Déféré par un représentant de collectivités locales

  • Le président du conseil régional, le maire, ou le président du conseil rural peut déférer à la Cour suprême, pour excès de pouvoir, la décision de refus d’approbation du représentant de l’État, prise dans le cadre de l’article 336 du Code des Collectivités locales.
  • Ces recours font l’objet de la procédure prévue aux articles 337 et 338 dudit code.
  • L’annulation de la décision de refus d’approbation par la Cour suprême équivaut à une approbation, exécutoire dès notification de l’arrêt à la Collectivité locale (article 81).
  • Sans préjudice du recours direct dont elle dispose, une personne physique ou morale lésée par un acte mentionné aux articles 334 et 335 du Code des Collectivités locales peut, dans le délai de deux mois à compter de la date à laquelle l’acte est devenu exécutoire, demander au représentant de l’État concerné de mettre en œuvre la procédure prévue aux articles 337 et 338 dudit code.
  • Lorsque la demande d’annulation concerne un acte mentionné à l’article 335 du code, le représentant de l’état peut déférer l’acte en cause à la Cour suprême, dans les deux mois suivant sa saisine, par la personne physique ou morale lésée.
  • Lorsque la demande d’annulation concerne un acte mentionné à l’article 336 dudit code, au cours du délai d’approbation du représentant de l’État, celui-ci traite cette demande, selon la procédure du recours gracieux. Si la décision est devenue exécutoire, seul le recours direct est possible.
  • Les actes déférés ne sont pas susceptibles de recours hiérarchique (article 82).

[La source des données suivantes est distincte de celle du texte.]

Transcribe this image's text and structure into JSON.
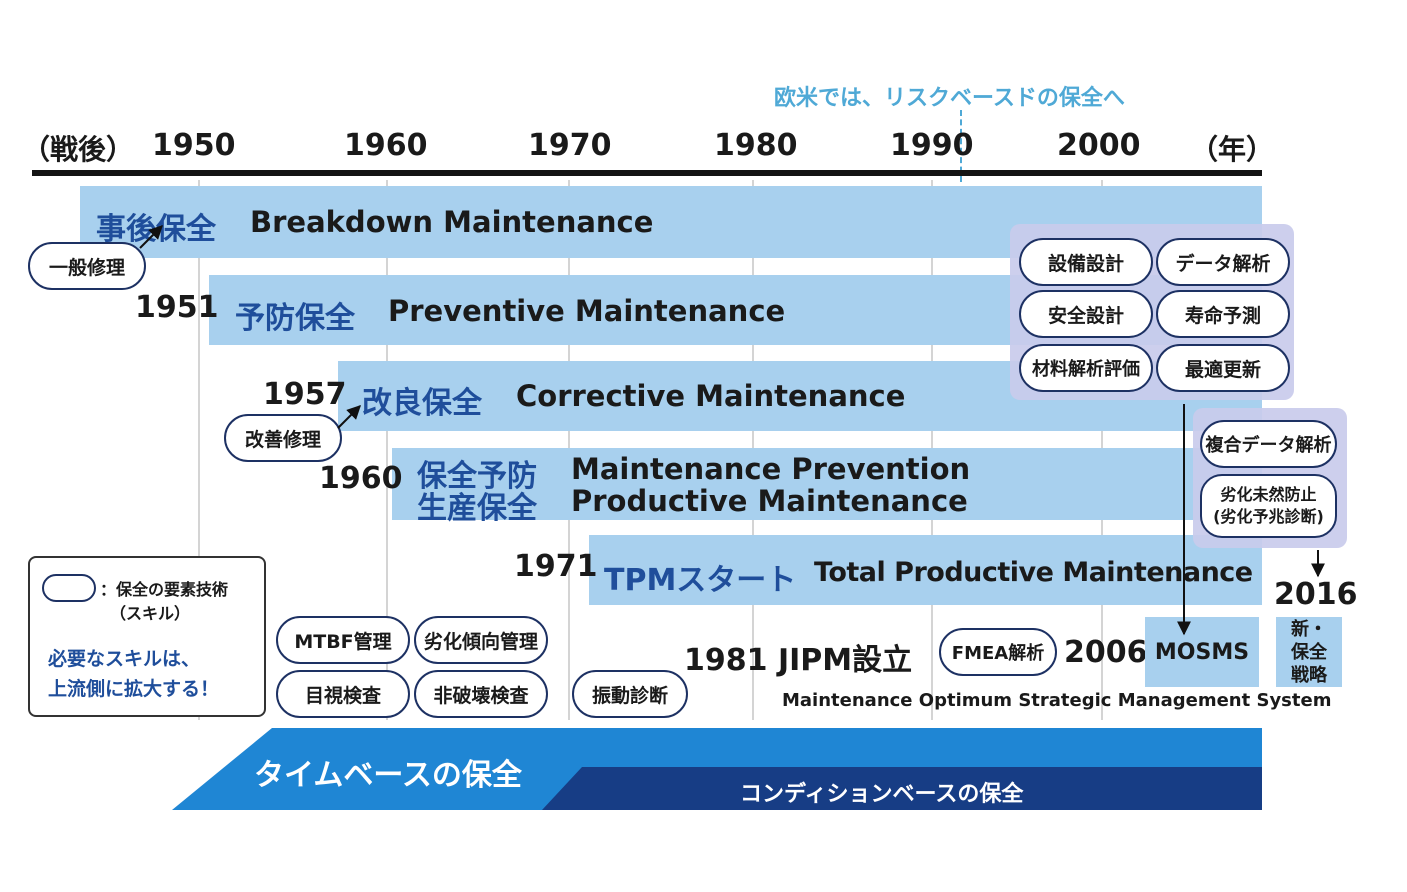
{
  "header": {
    "left_label": "（戦後）",
    "right_label": "（年）",
    "years": [
      "1950",
      "1960",
      "1970",
      "1980",
      "1990",
      "2000"
    ],
    "risk_note": "欧米では、リスクベースドの保全へ"
  },
  "eras": [
    {
      "year": "",
      "jp": "事後保全",
      "en": "Breakdown Maintenance"
    },
    {
      "year": "1951",
      "jp": "予防保全",
      "en": "Preventive Maintenance"
    },
    {
      "year": "1957",
      "jp": "改良保全",
      "en": "Corrective Maintenance"
    },
    {
      "year": "1960",
      "jp": "保全予防",
      "jp2": "生産保全",
      "en": "Maintenance Prevention",
      "en2": "Productive Maintenance"
    },
    {
      "year": "1971",
      "jp": "TPMスタート",
      "en": "Total Productive Maintenance"
    }
  ],
  "skills": {
    "general_repair": "一般修理",
    "improvement_repair": "改善修理",
    "mtbf": "MTBF管理",
    "deterioration_trend": "劣化傾向管理",
    "visual_inspection": "目視検査",
    "ndt": "非破壊検査",
    "vibration": "振動診断",
    "fmea": "FMEA解析",
    "equipment_design": "設備設計",
    "data_analysis": "データ解析",
    "safety_design": "安全設計",
    "life_prediction": "寿命予測",
    "material_analysis": "材料解析評価",
    "optimal_renewal": "最適更新",
    "composite_data": "複合データ解析",
    "prevent_deterioration_1": "劣化未然防止",
    "prevent_deterioration_2": "(劣化予兆診断)"
  },
  "milestones": {
    "jipm": "1981 JIPM設立",
    "year_2006": "2006",
    "mosms": "MOSMS",
    "mosms_full": "Maintenance Optimum Strategic Management System",
    "year_2016": "2016",
    "new_strategy": "新・\n保全\n戦略"
  },
  "legend": {
    "symbol_label": "：保全の要素技術",
    "symbol_sub": "（スキル）",
    "note_line1": "必要なスキルは、",
    "note_line2": "上流側に拡大する！"
  },
  "bottom": {
    "time_based": "タイムベースの保全",
    "condition_based": "コンディションベースの保全"
  },
  "colors": {
    "band": "#a8d0ee",
    "jp_text": "#1f4e9b",
    "pill_border": "#1d3163",
    "panel": "#c9cbeb",
    "time_based": "#1f86d4",
    "condition_based": "#173d85",
    "note": "#4fa9d6"
  }
}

Cassation contre des décisions de la Cour des Comptes et d’organismes administratifs à caractère juridictionnel

  • Les recours en cassation contre les décisions de la Cour de discipline financière et des organismes administratifs à caractère juridictionnel sont portés devant les chambres réunies de la Cour suprême.
  • La décision de la Cour suprême sur le point de droit jugé par la juridiction dont la décision a été contestée s’impose à cette juridiction (article 82-1).
  • La procédure applicable est celle prévue pour les recours en cassation devant la Cour suprême.
  • L’accusation est soutenue par un commissaire du gouvernement désigné conformément aux dispositions de l’article 45-1 de la présente loi (article 82-2).